Mali is extremely poor and chronically under-aided. 90 per cent of Mali's population lives on less than two dollars a day (this country has the highest percentage of such people in the world), yet it receives less than half the amount of aid per person than its neighbour, Senegal, which is less poor. Despite this, the World Bank has deliberately prevented the Malian government from accessing more aid on the grounds of its failure to privatise its cotton industry. Mali currently receives at least $72m less than it could. This money could be used to pay the salaries of 5,000 teachers for the next ten years, in a country where only 17 per cent of women between 15 and 24 are literate.

Such conditions have at best failed to deliver for the poor and at worst have destroyed poor peoples' livelihoods. Private ownership of the Malian electricity company has only provided a minimal expansion in coverage and instead has resulted in dramatic price increases. Liberalization of the cotton sector has exposed Malian cotton farmers to the heavily distorted world cotton market price. Prices have been in severe decline as a result of huge rich-country subsidies to their own farmers. The result: three million Malian farmers saw a 20 per cent drop in the price they received for their cotton in 2005. According to an unpublished study by the World Bank, seen by Oxfam, this is likely to increase poverty by 4.6 per cent across the country.

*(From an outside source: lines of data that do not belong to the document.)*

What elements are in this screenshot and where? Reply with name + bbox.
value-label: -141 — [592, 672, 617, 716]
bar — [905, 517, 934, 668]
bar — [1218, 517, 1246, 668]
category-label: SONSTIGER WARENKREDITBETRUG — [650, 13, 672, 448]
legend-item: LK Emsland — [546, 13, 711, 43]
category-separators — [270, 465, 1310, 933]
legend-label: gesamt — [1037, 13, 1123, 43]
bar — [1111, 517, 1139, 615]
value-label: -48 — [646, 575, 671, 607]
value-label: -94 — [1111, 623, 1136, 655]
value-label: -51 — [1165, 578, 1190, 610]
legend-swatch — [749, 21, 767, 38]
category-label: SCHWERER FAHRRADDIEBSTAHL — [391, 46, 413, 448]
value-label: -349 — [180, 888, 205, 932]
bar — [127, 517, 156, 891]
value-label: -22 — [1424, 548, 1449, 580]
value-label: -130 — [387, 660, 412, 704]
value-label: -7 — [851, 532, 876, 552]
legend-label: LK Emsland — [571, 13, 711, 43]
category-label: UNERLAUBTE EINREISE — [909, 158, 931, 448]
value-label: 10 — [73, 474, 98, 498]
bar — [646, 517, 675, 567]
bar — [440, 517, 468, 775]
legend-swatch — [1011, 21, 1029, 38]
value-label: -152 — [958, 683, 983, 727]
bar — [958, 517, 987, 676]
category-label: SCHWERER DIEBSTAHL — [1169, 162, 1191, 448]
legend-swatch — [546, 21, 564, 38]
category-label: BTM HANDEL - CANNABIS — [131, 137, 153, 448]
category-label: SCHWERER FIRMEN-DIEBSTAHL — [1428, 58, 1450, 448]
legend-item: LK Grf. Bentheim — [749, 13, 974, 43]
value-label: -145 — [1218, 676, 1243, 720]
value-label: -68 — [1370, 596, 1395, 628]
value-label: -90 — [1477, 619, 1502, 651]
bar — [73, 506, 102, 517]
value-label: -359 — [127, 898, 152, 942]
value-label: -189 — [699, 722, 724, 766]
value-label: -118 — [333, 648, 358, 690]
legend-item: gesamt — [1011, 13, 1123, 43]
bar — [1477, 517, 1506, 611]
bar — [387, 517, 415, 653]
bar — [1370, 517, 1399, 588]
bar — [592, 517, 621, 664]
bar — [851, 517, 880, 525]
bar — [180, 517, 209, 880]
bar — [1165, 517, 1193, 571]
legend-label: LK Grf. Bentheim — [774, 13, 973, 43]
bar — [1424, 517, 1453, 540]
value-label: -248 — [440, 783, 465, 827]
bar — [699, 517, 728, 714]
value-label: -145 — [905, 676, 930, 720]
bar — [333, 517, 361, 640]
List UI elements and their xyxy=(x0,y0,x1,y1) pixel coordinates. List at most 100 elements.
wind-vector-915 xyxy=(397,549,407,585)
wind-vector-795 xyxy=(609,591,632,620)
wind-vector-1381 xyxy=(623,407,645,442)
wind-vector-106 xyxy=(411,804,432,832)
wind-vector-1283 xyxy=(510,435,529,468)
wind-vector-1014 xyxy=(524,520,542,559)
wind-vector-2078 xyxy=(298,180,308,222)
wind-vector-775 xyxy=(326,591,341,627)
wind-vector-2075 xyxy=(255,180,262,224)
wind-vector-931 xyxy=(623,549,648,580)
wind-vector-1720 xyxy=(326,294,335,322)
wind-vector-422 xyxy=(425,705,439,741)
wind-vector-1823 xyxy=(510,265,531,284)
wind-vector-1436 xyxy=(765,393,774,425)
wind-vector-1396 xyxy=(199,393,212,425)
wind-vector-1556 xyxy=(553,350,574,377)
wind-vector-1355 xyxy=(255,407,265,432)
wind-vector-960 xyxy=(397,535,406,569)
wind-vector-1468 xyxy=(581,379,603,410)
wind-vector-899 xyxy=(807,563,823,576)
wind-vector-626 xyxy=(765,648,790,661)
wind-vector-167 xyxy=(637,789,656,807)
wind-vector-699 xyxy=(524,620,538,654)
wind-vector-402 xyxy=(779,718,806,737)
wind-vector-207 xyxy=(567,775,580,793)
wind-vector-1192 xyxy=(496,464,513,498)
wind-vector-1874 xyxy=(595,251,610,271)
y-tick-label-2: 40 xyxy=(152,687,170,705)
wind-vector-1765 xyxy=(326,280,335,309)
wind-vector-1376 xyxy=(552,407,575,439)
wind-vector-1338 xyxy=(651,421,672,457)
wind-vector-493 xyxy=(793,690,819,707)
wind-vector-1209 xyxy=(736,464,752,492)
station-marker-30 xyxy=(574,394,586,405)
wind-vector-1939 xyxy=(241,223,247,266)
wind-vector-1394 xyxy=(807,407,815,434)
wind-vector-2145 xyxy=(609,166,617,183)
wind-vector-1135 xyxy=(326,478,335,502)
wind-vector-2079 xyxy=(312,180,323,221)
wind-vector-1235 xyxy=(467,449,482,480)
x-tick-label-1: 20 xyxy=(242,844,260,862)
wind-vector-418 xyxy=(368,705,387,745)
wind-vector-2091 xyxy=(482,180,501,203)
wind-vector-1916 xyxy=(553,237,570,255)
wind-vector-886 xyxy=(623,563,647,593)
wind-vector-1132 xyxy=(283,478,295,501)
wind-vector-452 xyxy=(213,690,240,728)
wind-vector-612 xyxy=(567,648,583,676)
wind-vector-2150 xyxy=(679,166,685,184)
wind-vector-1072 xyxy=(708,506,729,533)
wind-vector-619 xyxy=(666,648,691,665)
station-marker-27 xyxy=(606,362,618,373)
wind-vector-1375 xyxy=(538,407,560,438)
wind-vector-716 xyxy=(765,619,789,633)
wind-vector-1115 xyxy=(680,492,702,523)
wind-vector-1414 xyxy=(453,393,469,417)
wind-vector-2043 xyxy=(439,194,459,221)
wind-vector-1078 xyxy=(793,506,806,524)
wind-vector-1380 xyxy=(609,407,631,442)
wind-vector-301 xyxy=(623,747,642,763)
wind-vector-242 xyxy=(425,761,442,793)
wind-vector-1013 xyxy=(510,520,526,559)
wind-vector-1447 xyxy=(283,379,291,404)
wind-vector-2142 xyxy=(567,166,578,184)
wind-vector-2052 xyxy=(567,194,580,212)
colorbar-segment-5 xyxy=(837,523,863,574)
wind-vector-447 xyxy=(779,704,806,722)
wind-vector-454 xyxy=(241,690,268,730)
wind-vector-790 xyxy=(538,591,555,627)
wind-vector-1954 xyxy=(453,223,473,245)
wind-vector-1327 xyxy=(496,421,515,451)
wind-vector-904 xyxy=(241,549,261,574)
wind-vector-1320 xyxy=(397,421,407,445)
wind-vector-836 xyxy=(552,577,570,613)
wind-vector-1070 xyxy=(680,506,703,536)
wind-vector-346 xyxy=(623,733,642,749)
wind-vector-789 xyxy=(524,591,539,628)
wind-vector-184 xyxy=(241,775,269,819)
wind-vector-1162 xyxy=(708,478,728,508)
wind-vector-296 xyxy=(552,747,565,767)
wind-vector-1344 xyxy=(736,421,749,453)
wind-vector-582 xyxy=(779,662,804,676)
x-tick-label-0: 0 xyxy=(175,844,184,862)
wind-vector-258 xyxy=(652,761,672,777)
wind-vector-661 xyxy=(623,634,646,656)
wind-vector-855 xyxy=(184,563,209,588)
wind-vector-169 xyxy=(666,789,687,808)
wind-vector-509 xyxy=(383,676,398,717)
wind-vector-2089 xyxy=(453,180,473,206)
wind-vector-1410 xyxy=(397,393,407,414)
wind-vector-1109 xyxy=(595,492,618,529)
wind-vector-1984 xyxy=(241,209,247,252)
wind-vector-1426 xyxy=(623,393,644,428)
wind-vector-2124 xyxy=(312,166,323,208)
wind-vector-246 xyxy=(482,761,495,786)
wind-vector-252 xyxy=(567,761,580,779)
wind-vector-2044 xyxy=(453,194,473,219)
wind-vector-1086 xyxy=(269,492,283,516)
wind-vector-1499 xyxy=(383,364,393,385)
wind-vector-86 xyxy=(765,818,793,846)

Donors should stop attaching detailed economic policy conditions to their aid. They are entitled to require financial accountability and progress towards mutually agreed broad poverty reduction goals or outcomes as conditions of their aid - but nothing more. Moving to linking aid to broad poverty reduction goals or as it is more commonly referred to, ‘outcome-based conditionality', would stop donors from pushing specific policies and unnecessarily involving themselves in the internal affairs of developing countries.

In addition, government progress would be assessed according to results on the ground and there would be ongoing opportunities to change policies according to what has worked. Finally, ensuring that outcome-based conditions are transparently produced and reviewed means that parliamentarians and citizen in recipient countries can better hold their own governments to account.


World Bank

The World Bank should:
• Stop attaching any economic policy conditions (prior actions and benchmarks) to its aid
• Move to outcome-based conditionality, linking aid to a few mutually agreed poverty reduction targets, based on the Millennium Development Goals or national poverty targets
• Ensure that all country analytical work is driven by recipient governments' agendas, is made public, and examines a wide range of policy options, assessing each in the light of its poverty impact.


The IMF should:
• In countries where macro-economic stability is still an issue, limit its quantitative targets (e.g. fiscal deficit, sector wage bill and inflation targets) to a minimum, and ensure they are backed up by independent analysis and broad agreement that this is the best option for poverty reduction. Analysis should be based around different economic scenarios and should be vocal about the need for increased aid volume and predictability.


Donors should:
• Invest at least 50 per cent of their aid in long-term (five years and more) predictable budget and sector support
• Move to using outcome-based conditionality, linking aid to a few mutually agreed Millennium Development Goals or national poverty reduction targets
• Ensure that aid and debt cancellation are formally de-linked from IMF and World Bank programs and rather based on the implementation of mutually agreed poverty reduction goals co-ordinated across the major donors
• Assist Southern governments in developing their own capacity to analyse policy-reform options.

Developing-country governments

Developing-country governments should:
• Ensure transparent and accountable budget and expenditure processes and involve parliaments and civil society in all national decision-making and setting of poverty reduction goals
• Increase capacity to collect poverty data and analyse the impact of different policy options on poor people.